XXL grapher extension not working since Zabbix 3.4.5

[PadaKwaak]

Description

XXL grapher extension not working since Zabbix 3.4.5, most likely due to the fix ZBX-13262 ( fixed cookie http-only attribute to prevent XSS attacks ) which prevents the grapher.js from obtaining the zbx_sessionid cookie value.

Steps to Reproduce

1. Ensure Zabbix Web interface is running with "XXL_grapher=true" environment variable and that you're hosting it over https
2. Log in on Zabbix Web interface
3. Navigate to XXL extensions -> Grapher
4. Start typing in one of your hostnames into the Host field

Expected behavior: The Host field is supposed to show a list of existing hosts

Actual behavior: The Host field never shows any hostnames, as if autocompletion isn't working.

Reproduces how often: 100% of the time since Zabbix 3.4.5

Versions

monitoringartist/dockbix-xxl:3.4.7

Additional Information

The cookie value should not be sent in the JSON payload. The browser should just automatically include it as part of the header of the JSON RPC request.
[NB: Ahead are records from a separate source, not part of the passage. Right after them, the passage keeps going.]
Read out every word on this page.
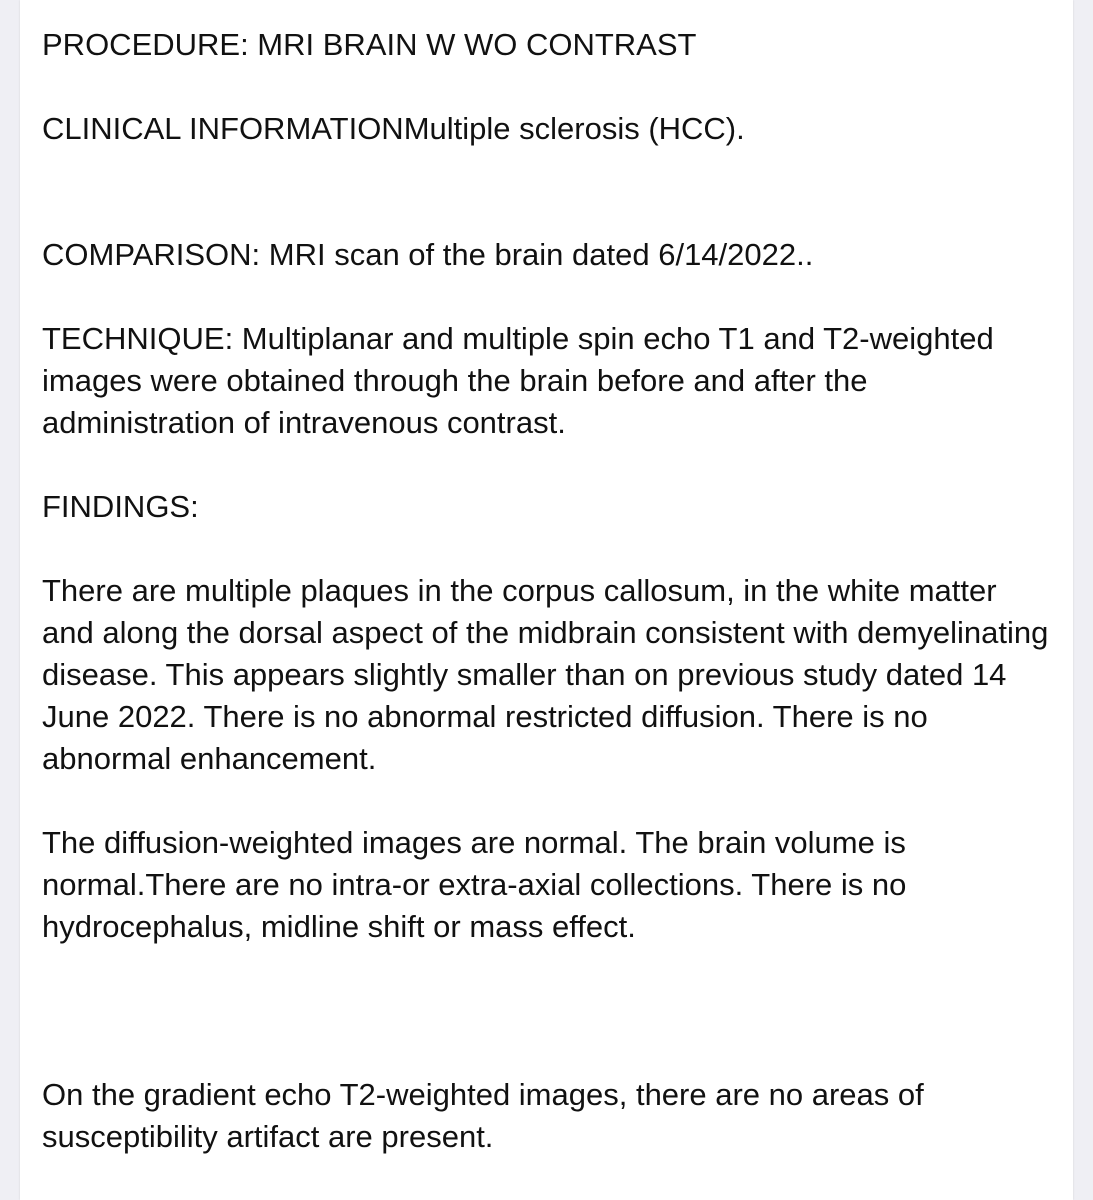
PROCEDURE: MRI BRAIN W WO CONTRAST

CLINICAL INFORMATIONMultiple sclerosis (HCC).

COMPARISON: MRI scan of the brain dated 6/14/2022..

TECHNIQUE: Multiplanar and multiple spin echo T1 and T2-weighted images were obtained through the brain before and after the administration of intravenous contrast.

FINDINGS:

There are multiple plaques in the corpus callosum, in the white matter and along the dorsal aspect of the midbrain consistent with demyelinating disease. This appears slightly smaller than on previous study dated 14 June 2022. There is no abnormal restricted diffusion. There is no abnormal enhancement.

The diffusion-weighted images are normal. The brain volume is normal.There are no intra-or extra-axial collections. There is no hydrocephalus, midline shift or mass effect.

On the gradient echo T2-weighted images, there are no areas of susceptibility artifact are present.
Also, the ZabbixApi function does not handle error responses in a user-friendly way. In this particular case the response object contained an error object with, code: -32602, data: "Not authorized.", message: "Invalid params." The request payload to the api_jsonrpc.php was: {"jsonrpc":"2.0","method":"hostgroup.get","id":0,"auth":null,"params":{"monitored_hosts":1,"sortfield":"name","selectHosts":["name"],"output":["name"]}}

You Docker knowledge level

Advanced

[Volont84]

Workaround for this issue: Edit /usr/local/src/zabbix/frontends/php/includefunc.inc.php and change setcookie($name, $value, isset($time) ? $time : 0, null, null, HTTPS, true); to setcookie($name, $value, isset($time) ? $time : 0, null, null, HTTPS);

[PadaKwaak]

Thanks @Volont84 , disabling the http-only flag in /usr/local/src/zabbix/frontends/php/include/func.inc.php did the trick.